Here is another quick comparison between Auto Optimizer and manual settings.

 1{
 2    "input_model":{
 3        "type": "PyTorchModel",
 4        "config": {
 5            "hf_config": {
 6                "model_name": "Intel/bert-base-uncased-mrpc",
 7                "task": "text-classification",
 8                "dataset": {
 9                    "data_name":"glue",
10                    "subset": "mrpc",
11                    "split": "validation",
12                    "input_cols": ["sentence1", "sentence2"],
13                    "label_cols": ["label"],
14                    "batch_size": 1
15                }
16            }
17        }
18    },
19    "systems": {
20        "local_system": {
21            "type": "LocalSystem",
22            "config": {
23                "accelerators": [
24                    {"device": "gpu", "execution_providers": ["CUDAExecutionProvider", "TensorrtExecutionProvider"]}
25                ]
26            }
27        }
28    },
29    "evaluators": {
30        "common_evaluator": {
31            "metrics":[
32                {
33                    "name": "accuracy",
34                    "type": "accuracy",
35                    "backend": "huggingface_metrics",
36                    "sub_types": [
37                        {"name": "accuracy", "priority": 1, "goal": {"type": "max-degradation", "value": 0.01}},
38                        {"name": "f1"}
39                    ]
40                },
41                {
42                    "name": "latency",
43                    "type": "latency",
44                    "sub_types": [
45                        {"name": "avg", "priority": 2, "goal": {"type": "percent-min-improvement", "value": 20}},
46                        {"name": "max"},
47                        {"name": "min"}
48                    ]
49                }
50            ]
51        }
52    },
53    "engine": {
54        "search_strategy": {
55            "execution_order": "joint",
56            "search_algorithm": "tpe",
57            "search_algorithm_config": {
58                "num_samples": 1,
59                "seed": 0
60            }
61        },
62        "evaluator": "common_evaluator",
63        "host": "local_system",
64        "target": "local_system",
65        "cache_dir": "cache",
66        "output_dir" : "models/bert_gpu"
67    }
68}

Note

In this example, Auto Optimizer can use default settings to catch up with manual settings.

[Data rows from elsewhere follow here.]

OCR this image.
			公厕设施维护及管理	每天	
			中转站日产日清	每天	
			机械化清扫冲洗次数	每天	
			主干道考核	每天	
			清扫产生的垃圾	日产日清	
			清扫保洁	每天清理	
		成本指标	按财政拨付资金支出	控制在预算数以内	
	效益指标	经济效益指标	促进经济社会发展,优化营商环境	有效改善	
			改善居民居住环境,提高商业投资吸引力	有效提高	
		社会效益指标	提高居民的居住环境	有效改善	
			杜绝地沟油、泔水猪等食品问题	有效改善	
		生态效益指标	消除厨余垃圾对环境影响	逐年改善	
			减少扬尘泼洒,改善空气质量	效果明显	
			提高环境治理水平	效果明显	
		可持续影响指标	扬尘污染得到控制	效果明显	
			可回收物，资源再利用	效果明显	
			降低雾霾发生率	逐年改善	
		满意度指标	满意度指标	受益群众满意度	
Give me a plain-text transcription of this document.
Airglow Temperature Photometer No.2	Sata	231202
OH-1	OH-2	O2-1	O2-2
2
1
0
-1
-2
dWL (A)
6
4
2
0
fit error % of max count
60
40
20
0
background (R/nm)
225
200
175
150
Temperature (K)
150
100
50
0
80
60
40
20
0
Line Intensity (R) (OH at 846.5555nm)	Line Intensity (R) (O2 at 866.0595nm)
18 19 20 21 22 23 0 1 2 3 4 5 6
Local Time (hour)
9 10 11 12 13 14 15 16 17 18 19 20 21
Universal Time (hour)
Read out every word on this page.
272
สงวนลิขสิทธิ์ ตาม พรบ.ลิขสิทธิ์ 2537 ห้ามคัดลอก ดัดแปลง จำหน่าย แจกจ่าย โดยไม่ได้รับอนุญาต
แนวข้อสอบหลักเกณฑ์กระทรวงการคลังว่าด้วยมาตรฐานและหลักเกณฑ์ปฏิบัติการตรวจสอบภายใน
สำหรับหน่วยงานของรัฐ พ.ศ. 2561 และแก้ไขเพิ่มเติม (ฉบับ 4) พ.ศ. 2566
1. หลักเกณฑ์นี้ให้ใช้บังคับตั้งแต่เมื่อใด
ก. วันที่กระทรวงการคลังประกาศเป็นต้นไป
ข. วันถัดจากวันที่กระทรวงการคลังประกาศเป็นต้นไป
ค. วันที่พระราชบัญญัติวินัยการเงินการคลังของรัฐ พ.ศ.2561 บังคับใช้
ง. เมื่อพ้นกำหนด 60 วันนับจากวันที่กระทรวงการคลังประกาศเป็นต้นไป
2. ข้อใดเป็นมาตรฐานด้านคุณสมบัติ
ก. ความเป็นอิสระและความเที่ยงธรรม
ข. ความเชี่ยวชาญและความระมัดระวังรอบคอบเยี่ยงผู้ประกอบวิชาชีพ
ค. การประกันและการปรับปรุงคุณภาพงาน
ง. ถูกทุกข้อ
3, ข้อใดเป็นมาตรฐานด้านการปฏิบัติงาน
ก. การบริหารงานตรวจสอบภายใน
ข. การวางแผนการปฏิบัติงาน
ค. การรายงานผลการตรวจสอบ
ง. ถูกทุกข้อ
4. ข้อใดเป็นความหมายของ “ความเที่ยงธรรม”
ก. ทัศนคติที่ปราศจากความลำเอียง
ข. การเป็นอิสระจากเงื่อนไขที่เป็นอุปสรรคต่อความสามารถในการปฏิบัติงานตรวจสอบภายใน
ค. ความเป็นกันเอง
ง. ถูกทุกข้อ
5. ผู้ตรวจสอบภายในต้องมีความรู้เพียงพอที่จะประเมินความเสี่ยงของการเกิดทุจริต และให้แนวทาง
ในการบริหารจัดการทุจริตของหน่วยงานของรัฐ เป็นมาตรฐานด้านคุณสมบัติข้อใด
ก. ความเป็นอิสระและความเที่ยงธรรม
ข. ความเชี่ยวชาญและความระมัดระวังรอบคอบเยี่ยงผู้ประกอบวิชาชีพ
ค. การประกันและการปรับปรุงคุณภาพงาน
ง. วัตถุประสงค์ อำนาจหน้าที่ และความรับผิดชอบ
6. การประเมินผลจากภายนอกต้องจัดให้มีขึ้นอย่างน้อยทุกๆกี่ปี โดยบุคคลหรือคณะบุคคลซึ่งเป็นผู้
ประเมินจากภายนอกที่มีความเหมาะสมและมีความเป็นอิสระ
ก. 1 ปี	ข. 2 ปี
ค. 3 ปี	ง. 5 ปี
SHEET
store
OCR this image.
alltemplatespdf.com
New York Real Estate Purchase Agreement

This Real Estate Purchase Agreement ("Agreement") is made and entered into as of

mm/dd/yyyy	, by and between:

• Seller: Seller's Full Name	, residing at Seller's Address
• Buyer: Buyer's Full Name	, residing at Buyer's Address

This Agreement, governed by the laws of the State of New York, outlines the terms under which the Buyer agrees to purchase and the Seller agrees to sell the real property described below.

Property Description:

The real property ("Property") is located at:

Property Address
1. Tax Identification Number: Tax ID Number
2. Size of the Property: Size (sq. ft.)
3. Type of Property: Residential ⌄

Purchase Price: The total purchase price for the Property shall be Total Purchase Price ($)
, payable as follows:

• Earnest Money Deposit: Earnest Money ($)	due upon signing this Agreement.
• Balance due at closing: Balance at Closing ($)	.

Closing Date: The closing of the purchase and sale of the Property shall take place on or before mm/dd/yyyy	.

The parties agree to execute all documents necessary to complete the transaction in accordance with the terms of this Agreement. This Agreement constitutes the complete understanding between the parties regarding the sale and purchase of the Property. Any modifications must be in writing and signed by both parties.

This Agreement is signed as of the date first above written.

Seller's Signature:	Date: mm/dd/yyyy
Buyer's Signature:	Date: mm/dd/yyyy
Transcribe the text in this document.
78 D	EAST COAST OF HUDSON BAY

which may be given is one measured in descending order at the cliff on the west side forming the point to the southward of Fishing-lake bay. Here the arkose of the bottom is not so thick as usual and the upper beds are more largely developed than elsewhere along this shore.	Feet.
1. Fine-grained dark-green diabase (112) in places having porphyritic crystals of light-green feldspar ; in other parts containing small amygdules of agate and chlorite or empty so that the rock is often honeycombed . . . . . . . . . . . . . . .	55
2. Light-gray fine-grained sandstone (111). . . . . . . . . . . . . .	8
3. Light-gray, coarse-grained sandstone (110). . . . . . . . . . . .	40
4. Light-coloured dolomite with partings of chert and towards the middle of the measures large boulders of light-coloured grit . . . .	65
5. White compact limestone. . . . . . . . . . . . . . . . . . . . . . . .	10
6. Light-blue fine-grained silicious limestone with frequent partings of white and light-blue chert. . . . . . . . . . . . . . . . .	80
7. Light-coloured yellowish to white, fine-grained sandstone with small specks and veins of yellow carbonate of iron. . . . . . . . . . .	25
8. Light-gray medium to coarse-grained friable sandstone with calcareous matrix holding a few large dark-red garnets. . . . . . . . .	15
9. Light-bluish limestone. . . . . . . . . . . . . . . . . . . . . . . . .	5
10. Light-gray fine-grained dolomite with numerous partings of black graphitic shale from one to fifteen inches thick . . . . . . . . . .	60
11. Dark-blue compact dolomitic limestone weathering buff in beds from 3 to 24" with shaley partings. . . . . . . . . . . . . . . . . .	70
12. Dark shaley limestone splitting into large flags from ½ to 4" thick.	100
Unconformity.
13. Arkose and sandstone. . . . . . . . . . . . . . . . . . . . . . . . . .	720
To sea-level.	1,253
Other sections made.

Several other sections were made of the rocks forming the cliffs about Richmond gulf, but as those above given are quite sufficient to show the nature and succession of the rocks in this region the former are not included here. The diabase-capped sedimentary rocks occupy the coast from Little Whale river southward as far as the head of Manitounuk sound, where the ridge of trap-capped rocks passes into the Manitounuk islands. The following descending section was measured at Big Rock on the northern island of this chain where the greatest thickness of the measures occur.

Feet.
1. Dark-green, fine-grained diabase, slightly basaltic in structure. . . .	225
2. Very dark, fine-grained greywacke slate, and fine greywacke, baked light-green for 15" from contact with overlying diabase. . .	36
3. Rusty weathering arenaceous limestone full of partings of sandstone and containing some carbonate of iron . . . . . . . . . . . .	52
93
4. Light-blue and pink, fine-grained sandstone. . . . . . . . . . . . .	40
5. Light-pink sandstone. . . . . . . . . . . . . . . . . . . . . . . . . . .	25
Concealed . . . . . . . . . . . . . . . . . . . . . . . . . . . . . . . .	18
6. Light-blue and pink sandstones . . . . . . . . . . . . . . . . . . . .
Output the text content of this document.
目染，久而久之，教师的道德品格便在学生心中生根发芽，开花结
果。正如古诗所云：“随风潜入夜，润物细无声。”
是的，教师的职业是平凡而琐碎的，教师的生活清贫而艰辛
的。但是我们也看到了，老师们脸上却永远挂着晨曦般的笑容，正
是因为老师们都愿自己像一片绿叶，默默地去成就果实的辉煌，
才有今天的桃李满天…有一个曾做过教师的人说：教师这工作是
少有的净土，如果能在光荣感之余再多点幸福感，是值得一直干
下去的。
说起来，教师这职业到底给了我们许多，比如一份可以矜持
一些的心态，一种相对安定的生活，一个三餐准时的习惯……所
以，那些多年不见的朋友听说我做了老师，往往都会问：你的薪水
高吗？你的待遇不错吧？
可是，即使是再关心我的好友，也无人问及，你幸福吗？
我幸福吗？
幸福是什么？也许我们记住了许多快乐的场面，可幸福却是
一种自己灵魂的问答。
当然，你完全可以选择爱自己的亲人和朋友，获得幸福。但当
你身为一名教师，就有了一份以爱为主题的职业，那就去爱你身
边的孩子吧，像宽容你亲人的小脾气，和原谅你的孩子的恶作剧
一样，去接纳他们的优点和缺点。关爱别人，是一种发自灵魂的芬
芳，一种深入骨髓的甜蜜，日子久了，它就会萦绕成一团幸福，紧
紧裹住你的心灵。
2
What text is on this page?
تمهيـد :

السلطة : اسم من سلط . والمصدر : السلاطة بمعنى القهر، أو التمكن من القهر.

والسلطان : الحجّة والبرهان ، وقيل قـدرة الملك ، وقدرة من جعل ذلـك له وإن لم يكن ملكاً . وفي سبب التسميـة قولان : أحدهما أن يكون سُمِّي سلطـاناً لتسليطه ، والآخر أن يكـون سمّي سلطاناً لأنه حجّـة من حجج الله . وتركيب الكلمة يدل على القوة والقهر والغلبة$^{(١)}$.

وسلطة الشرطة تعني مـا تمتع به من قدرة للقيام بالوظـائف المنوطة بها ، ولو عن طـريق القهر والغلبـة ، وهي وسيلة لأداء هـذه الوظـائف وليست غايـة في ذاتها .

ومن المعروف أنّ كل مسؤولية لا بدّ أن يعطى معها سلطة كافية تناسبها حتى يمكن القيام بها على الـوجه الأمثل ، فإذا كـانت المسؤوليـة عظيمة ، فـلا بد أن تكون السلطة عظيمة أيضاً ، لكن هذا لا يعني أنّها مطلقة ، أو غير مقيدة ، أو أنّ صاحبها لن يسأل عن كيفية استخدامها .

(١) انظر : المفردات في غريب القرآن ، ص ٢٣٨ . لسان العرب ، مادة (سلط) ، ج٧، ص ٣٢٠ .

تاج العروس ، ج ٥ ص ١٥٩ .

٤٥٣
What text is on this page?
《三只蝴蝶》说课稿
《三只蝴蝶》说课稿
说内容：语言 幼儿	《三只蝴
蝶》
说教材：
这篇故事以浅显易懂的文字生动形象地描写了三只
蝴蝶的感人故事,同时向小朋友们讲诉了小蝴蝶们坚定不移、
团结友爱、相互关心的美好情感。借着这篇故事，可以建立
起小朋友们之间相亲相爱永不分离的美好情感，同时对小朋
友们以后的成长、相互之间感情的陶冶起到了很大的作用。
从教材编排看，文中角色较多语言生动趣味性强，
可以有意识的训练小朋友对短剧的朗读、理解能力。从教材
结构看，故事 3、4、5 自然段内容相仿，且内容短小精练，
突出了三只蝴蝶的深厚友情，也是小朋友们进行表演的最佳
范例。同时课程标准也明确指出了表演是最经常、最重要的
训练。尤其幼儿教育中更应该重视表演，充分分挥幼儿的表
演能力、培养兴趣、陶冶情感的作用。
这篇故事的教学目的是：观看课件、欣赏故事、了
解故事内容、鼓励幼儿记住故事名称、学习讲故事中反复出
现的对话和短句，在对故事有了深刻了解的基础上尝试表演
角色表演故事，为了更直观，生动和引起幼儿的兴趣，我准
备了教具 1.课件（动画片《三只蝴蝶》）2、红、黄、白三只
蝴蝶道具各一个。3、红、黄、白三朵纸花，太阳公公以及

Auto Optimizer is aware of following rules which requires expert knowledge in manual settings:

  1. For CUDAExecutionProvider:
    • it would be better to disable enable_trt_fp16 and enable enable_cuda_graph in OrtPerfTuning pass, and enable float16 in OrtTransformersOptimization pass.

  2. For TensorrtExecutionProvider:
    • it would be better to enable enable_trt_fp16 and disable enable_cuda_graph in OrtPerfTuning pass, and disable float16 in OrtTransformersOptimization pass.

  3. At the same time, for both CUDAExecutionProvider and TensorrtExecutionProvider:
    • it would be better to enable io_bind in OrtPerfTuning pass.